None of this week's three most interesting tool-calling projects came out of
a model vendor's blog. All three are solo or small-team efforts stitching
Claude, Codex, and cheaper models together through skills, subagents, and
MCP — the parts of the stack Anthropic and OpenAI ship as raw primitives but
don't finish for you.

[Pilotfish](https://github.com/Nanako0129/pilotfish) packages a pattern
Anthropic benchmarked but never shipped as a product: let Fable 5 plan and
review inside your main Claude Code session, and hand the actual execution to
cheaper Sonnet or Haiku subagents. On BrowseComp, that combination lands at
86.8% accuracy against Fable-alone's 90.8% — roughly 96% of the performance
for 46% of the cost. Pilotfish's contribution is packaging that as a handful
of fixed roles and a one-prompt installer, rather than a sprawling catalog of
agents.
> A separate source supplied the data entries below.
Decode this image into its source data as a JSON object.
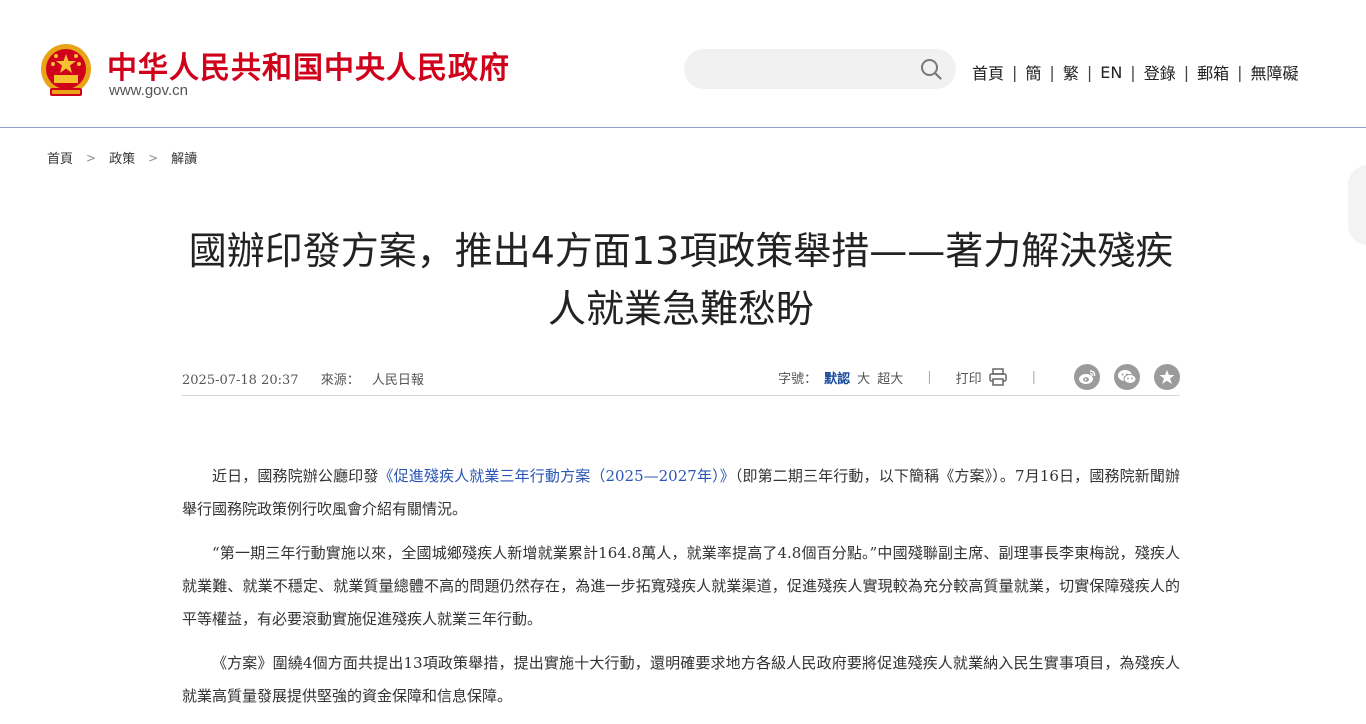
{
  "header": {
    "site_name": "中华人民共和国中央人民政府",
    "site_url": "www.gov.cn",
    "search_placeholder": "",
    "nav": [
      "首頁",
      "簡",
      "繁",
      "EN",
      "登錄",
      "郵箱",
      "無障礙"
    ],
    "nav_separator": "|"
  },
  "breadcrumb": {
    "items": [
      "首頁",
      "政策",
      "解讀"
    ],
    "separator": ">"
  },
  "article": {
    "title": "國辦印發方案，推出4方面13項政策舉措——著力解決殘疾人就業急難愁盼",
    "date": "2025-07-18 20:37",
    "source_label": "來源：",
    "source_value": "人民日報",
    "font_size_label": "字號：",
    "font_sizes": [
      "默認",
      "大",
      "超大"
    ],
    "font_size_selected": "默認",
    "print_label": "打印",
    "share_icons": [
      "weibo-icon",
      "wechat-icon",
      "favorite-star-icon"
    ],
    "paragraphs": [
      {
        "before": "近日，國務院辦公廳印發",
        "link": "《促進殘疾人就業三年行動方案（2025—2027年）》",
        "after": "（即第二期三年行動，以下簡稱《方案》）。7月16日，國務院新聞辦舉行國務院政策例行吹風會介紹有關情況。"
      },
      {
        "text": "“第一期三年行動實施以來，全國城鄉殘疾人新增就業累計164.8萬人，就業率提高了4.8個百分點。”中國殘聯副主席、副理事長李東梅說，殘疾人就業難、就業不穩定、就業質量總體不高的問題仍然存在，為進一步拓寬殘疾人就業渠道，促進殘疾人實現較為充分較高質量就業，切實保障殘疾人的平等權益，有必要滾動實施促進殘疾人就業三年行動。"
      },
      {
        "text": "《方案》圍繞4個方面共提出13項政策舉措，提出實施十大行動，還明確要求地方各級人民政府要將促進殘疾人就業納入民生實事項目，為殘疾人就業高質量發展提供堅強的資金保障和信息保障。"
      }
    ]
  },
  "colors": {
    "brand_red": "#d0021b",
    "link_blue": "#2a55b5",
    "active_blue": "#1a4c9c",
    "header_border": "#8aa3c4"
  }
}
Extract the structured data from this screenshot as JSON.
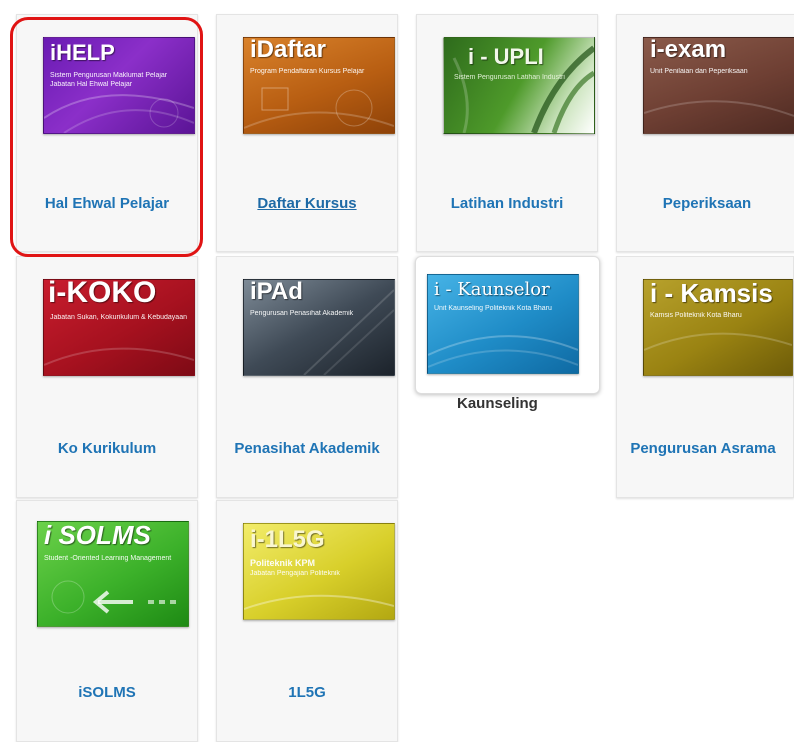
{
  "tiles": [
    {
      "label": "Hal Ehwal Pelajar",
      "banner_title": "iHELP",
      "banner_sub1": "Sistem Pengurusan Maklumat Pelajar",
      "banner_sub2": "Jabatan Hal Ehwal Pelajar"
    },
    {
      "label": "Daftar Kursus",
      "banner_title": "iDaftar",
      "banner_sub1": "Program Pendaftaran Kursus Pelajar"
    },
    {
      "label": "Latihan Industri",
      "banner_title": "i - UPLI",
      "banner_sub1": "Sistem Pengurusan Latihan Industri"
    },
    {
      "label": "Peperiksaan",
      "banner_title": "i-exam",
      "banner_sub1": "Unit Penilaian dan Peperiksaan"
    },
    {
      "label": "Ko Kurikulum",
      "banner_title": "i-KOKO",
      "banner_sub1": "Jabatan Sukan, Kokurikulum & Kebudayaan"
    },
    {
      "label": "Penasihat Akademik",
      "banner_title": "iPAd",
      "banner_sub1": "Pengurusan Penasihat Akademik"
    },
    {
      "label": "Kaunseling",
      "banner_title": "i - Kaunselor",
      "banner_sub1": "Unit Kaunseling Politeknik Kota Bharu"
    },
    {
      "label": "Pengurusan Asrama",
      "banner_title": "i - Kamsis",
      "banner_sub1": "Kamsis Politeknik Kota Bharu"
    },
    {
      "label": "iSOLMS",
      "banner_title": "i SOLMS",
      "banner_sub1": "Student -Oriented Learning Management"
    },
    {
      "label": "1L5G",
      "banner_title": "i-1L5G",
      "banner_sub1": "Politeknik KPM",
      "banner_sub2": "Jabatan Pengajian Politeknik"
    }
  ],
  "colors": {
    "label": "#1f74b5",
    "highlight": "#e01414"
  }
}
The catch shows up more in Anthropic's own write-up than in
pilotfish's docs: Fable's edge isn't the checklist work you can hand off,
it's noticing something's wrong when nothing on the checklist says so, and
that doesn't delegate to a cheaper model. If your Claude Code bill is the
actual problem, try it. If you're leaning on Fable for judgment calls, keep
it in the loop instead of behind one.

[GeosQL](https://github.com/dekart-xyz/geosql) turns Claude or Codex into a
geospatial analyst that writes real PostGIS, BigQuery, and Snowflake SQL
instead of guessing table names: it explores your warehouse schema first,
dry-runs BigQuery queries against a 10 GiB cap before executing them, and
renders results on a map so the agent can catch a geometry mistake a
text-only review would miss. That map-in-the-loop step is the actual idea —
the project's own comparison shows task success far lower without it. Worth
flagging: a commenter on the project's Hacker News thread pointed out that
the eval chart and the surrounding prose don't agree, a graph showing single
digits next to text claiming success across the board. It's trending on
GitHub regardless, and the underlying idea — let the agent see its output,
not just describe it — generalizes well past geospatial data.

[The AI Maker's write-up](https://aimaker.substack.com/p/claude-code-workflow-setup)
on wiring Codex into a Claude Code workflow is less about one tool than about
where MCP is actually landing a year in: as the connector to a handful of
external systems, with skills doing the cheap, repeatable orchestration
around them. A community project, ching-kuo's claude-codex, shows the shape
concretely — Codex reviews Claude's diffs over MCP and hands back only a
structured verdict, capped at three fix-and-recheck rounds, specifically so
a second opinion doesn't cost more than the bug it catches. Small pattern,
but it's the same one running through all three stories: nobody's waiting
for Anthropic or OpenAI to ship the glue between their own tools, so people
are writing it themselves in skills and thin MCP wrappers.

Of the three, pilotfish is the one I'd actually install — the cost math
holds up, and it doesn't ask me to trust a chart that contradicts its own
text. GeoSQL's map-in-the-loop trick is the one I'd steal for something
outside geospatial work, once someone reconciles those numbers.